In a briefing to clients and sector leaders and officials today, Ms Schulze along with Senior Economist Fiona Stokes pointed to the opportunity to use the Fund to address the top three problematic factors identified by NZ businesses in the latest Global Competitiveness Report.
These were: inadequate supply of infrastructure; inefficient government bureaucracy; and insufficient capacity to innovate.
Clearly, infrastructure is the primary focus for the PGF and BERL encourage the government to proceed aggressively in this area. “But the small scale and apparently sporadic projects initially announced are nowhere near enough. With $1bn per year we would have been expecting more significant announcements.”
“This rather tentative start perhaps signals a more fundamental concern around the rapidity that current government processes can respond with necessary urgency.” Experience with other fund approval processes, we are not brimming with confidence that an accelerated provincial infrastructure programme can get underway swiftly. This aligns with the need to change the attitudes of bureaucracy of officials towards proactively assisting development, as opposed to process-driven policy and decision making.

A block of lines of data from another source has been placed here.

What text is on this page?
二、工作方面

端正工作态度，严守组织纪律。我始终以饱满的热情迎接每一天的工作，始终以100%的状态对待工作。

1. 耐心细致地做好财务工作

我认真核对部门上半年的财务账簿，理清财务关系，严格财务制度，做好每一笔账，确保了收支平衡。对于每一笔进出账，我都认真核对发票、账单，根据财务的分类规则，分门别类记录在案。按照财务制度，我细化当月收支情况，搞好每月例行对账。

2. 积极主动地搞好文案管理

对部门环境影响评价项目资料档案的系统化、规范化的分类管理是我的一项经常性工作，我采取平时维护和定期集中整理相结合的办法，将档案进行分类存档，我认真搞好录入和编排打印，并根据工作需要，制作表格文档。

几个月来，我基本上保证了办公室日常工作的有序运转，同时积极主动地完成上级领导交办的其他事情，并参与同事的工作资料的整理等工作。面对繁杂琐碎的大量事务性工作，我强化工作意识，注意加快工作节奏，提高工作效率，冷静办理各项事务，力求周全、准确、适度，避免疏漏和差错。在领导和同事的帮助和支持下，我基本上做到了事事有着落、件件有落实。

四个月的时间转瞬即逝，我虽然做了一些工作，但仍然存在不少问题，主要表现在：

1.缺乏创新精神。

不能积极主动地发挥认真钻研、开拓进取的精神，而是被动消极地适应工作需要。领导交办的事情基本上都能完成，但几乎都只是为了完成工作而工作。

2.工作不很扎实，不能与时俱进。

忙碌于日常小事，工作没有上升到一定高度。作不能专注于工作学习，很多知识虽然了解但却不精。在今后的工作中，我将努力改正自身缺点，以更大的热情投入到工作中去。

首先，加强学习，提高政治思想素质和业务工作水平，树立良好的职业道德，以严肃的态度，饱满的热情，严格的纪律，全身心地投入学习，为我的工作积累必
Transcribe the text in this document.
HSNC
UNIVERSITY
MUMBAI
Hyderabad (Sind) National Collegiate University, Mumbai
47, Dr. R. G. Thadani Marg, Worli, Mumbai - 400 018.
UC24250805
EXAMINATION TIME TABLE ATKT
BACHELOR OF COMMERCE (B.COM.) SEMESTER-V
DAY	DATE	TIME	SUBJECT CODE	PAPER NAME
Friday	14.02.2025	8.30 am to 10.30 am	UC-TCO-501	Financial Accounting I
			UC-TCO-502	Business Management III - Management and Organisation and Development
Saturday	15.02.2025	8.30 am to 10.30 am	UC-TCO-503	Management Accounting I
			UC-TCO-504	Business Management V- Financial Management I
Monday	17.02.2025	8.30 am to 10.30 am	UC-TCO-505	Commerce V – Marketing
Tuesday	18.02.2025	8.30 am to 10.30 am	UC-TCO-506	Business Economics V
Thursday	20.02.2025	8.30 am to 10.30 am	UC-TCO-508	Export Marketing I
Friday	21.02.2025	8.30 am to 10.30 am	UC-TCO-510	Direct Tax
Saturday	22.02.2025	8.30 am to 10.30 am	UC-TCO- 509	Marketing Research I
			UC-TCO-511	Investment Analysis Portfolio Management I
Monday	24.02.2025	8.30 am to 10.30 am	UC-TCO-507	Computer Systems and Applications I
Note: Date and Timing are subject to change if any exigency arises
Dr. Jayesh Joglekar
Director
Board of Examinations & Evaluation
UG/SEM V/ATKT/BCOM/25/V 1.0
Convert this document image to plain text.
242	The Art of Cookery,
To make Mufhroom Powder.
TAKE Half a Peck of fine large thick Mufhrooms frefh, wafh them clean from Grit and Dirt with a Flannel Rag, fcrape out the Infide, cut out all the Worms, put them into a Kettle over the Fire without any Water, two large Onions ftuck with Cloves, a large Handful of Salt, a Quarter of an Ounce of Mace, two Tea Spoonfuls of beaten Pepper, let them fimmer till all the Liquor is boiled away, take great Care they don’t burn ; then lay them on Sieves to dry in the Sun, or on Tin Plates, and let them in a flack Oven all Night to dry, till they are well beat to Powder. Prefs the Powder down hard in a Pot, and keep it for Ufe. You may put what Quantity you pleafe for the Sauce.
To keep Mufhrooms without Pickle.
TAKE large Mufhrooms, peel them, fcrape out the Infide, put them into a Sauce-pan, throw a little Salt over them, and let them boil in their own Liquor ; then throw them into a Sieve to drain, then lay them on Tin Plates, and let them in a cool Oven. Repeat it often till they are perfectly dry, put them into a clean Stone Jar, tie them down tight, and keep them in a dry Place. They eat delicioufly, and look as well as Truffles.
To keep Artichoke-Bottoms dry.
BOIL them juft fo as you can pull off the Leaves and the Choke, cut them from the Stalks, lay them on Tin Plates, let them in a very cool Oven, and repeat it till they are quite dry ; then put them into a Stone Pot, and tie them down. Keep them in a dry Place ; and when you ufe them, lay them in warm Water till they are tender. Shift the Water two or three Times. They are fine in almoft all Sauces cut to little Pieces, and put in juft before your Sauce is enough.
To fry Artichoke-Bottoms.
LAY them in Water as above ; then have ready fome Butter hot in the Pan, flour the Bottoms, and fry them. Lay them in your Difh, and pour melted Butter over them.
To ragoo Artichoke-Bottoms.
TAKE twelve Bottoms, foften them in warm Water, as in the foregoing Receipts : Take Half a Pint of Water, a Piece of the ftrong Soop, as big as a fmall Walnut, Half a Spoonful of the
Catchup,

Another element is the selection of ‘surge regions’ in the initial package. These regions bear a striking similarity to those selected by the previous government for ‘Regional Action Plans’. We would query why any such selection is required. It indicates a deficit of thinking around the way all regions fit together in the jigsaw puzzle that makes up New Zealand.
Should the Fund be used to target the infrastructure across all regions, consistent with a cohesive map of the role and function of all regions in the New Zealand effort, together with building and supporting innovative capacity, then the potential value of the Fund could well be significantly positive. “However, we await further details before passing our verdict”.